Très fréquemment, la derriksite se présente en micro-cristaux de très faible taille (< 0.5 mm) (photo 1). Ces cristaux sont le plus fréquemment groupés en agrégats couvrant des surfaces de l’ordre du cm2. Ce minéral forme ainsi des croûtes microcristallines de couleur vert clair à vert malachite sombre, souvent noirs. Il arrive que quelques cristaux soient isolés.

Examinés par Cesbron et all., ces cristaux orthorhombiques sont très peu allongés selon l’axe c et prennent l’aspect de prismes orthorhombiques courts, aplatis suivant {100} tout en étant légèrement bombés (Fig. 1 & photo 2) et terminés en pointes larges de fer de lance.

Le clivage est parfait selon (010). Densité calc. = 4.72.

Les cristaux sont le plus souvent opaques mais aussi parfois translucides, avec l’extrémité transparente.  

Voilà tout ce que la littérature nous dévoile sur la morphologie de la derriksite. Nous avons eu l’occasion d’examiner plusieurs échantillons de qualité. La derriksite apparaît sous divers aspects plutôt désarçonnants, dont l’un, le plus commun, représente de petites surfaces couvertes de cristaux très petits (< 0.2 mm) agrégés comme peuvent l’être des échantillons de petits grenats.

Heureusement, nous avons pu photographier des échantillons exceptionnels pour illustrer nos propos. Mais il est très difficile (c’est un euphémisme) de réaliser des mesures goniométriques sur un cristal mesurant souvent 0.2 à 0.4 mm sans destruction de l’échantillon, serti sur la gangue de manière aléatoire et rarement isolé, le plus souvent enfoui dans une minuscule cavité de la digénite.  

Deux types de cristaux présentent un habitus caractéristique :  

a)     les cristaux « prismatiques » courts, aplatis, du type analysé par Cesbron.

b)     Les cristaux « pseudo-isométriques » (au sens habitus) plus trapus, non aplatis, illustrant bien l’hémiédrie pyramidale de la symétrie mm2 de l’espèce minérale.  

A. – Type « prismatique » court – Type I.

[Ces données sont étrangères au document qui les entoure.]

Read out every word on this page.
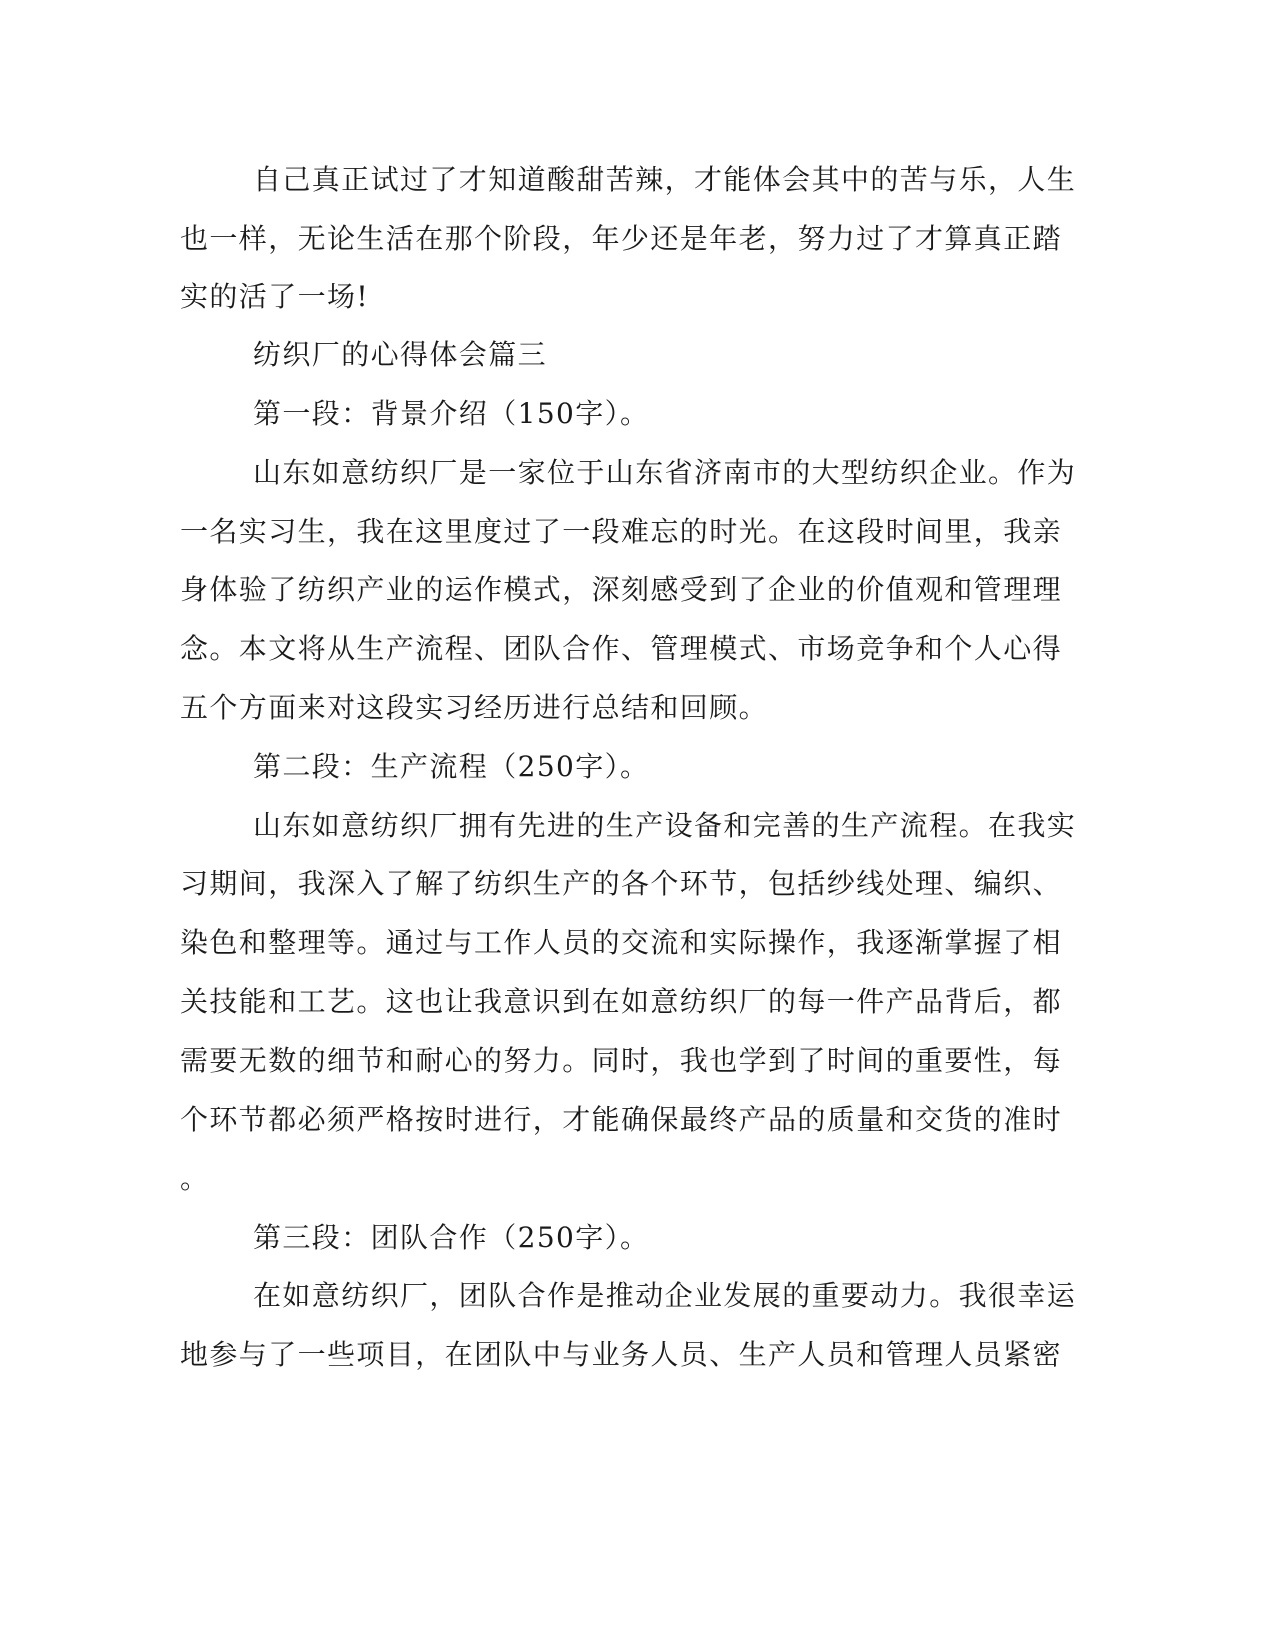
自己真正试过了才知道酸甜苦辣，才能体会其中的苦与乐，人生
也一样，无论生活在那个阶段，年少还是年老，努力过了才算真正踏
实的活了一场!
纺织厂的心得体会篇三
第一段：背景介绍（150字）。
山东如意纺织厂是一家位于山东省济南市的大型纺织企业。作为
一名实习生，我在这里度过了一段难忘的时光。在这段时间里，我亲
身体验了纺织产业的运作模式，深刻感受到了企业的价值观和管理理
念。本文将从生产流程、团队合作、管理模式、市场竞争和个人心得
五个方面来对这段实习经历进行总结和回顾。
第二段：生产流程（250字）。
山东如意纺织厂拥有先进的生产设备和完善的生产流程。在我实
习期间，我深入了解了纺织生产的各个环节，包括纱线处理、编织、
染色和整理等。通过与工作人员的交流和实际操作，我逐渐掌握了相
关技能和工艺。这也让我意识到在如意纺织厂的每一件产品背后，都
需要无数的细节和耐心的努力。同时，我也学到了时间的重要性，每
个环节都必须严格按时进行，才能确保最终产品的质量和交货的准时
。
第三段：团队合作（250字）。
在如意纺织厂，团队合作是推动企业发展的重要动力。我很幸运
地参与了一些项目，在团队中与业务人员、生产人员和管理人员紧密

Le cristal de la photo (photo 2) reproduit le dessin original de Cesbron (Fig.1). L’examen microscopique de cet échantillon, tout en montrant l’absence du pinacoïde {100}, illustre le « gonflement courbe » du cristal (dont la largeur vaut 0.4 mm) qui semble dû à la naissance oscillatoire de facettes secondaires. Ce processus pourrait être à l’origine des stries observées par l’auteur. Il peut aussi exister une légère dépression en position apicale du cristal.

 

On discerne sur la photo 3 un monocristal biterminé très rare (Fig.2). On y observe la prépondérance du prisme {110}. Le pinacoïde {100} peu appuyé (visible par réflexion modulée de l’éclairage) est responsable d’une facette centrale d’où explose la gerbe de stries brillantes de Cesbron. Pour fermer la partie inférieure de ce cristal, l’examen d’autres cristaux (type II) nous a amenés à proposer le dôme {01-1}. Cette dernière forme encore inconnue chez la derriksite, a une grande importance dans la définition des divers habitus de ce minéral. On observe également sur ce cristal biterminé, des « fantômes » de croissance (photo 3 & 4). Un autre angle de vue dévoile la proximité de ce cristal biterminé avec quelques cristaux pseudo-isométriques de l’habitus de type II (photo 4).  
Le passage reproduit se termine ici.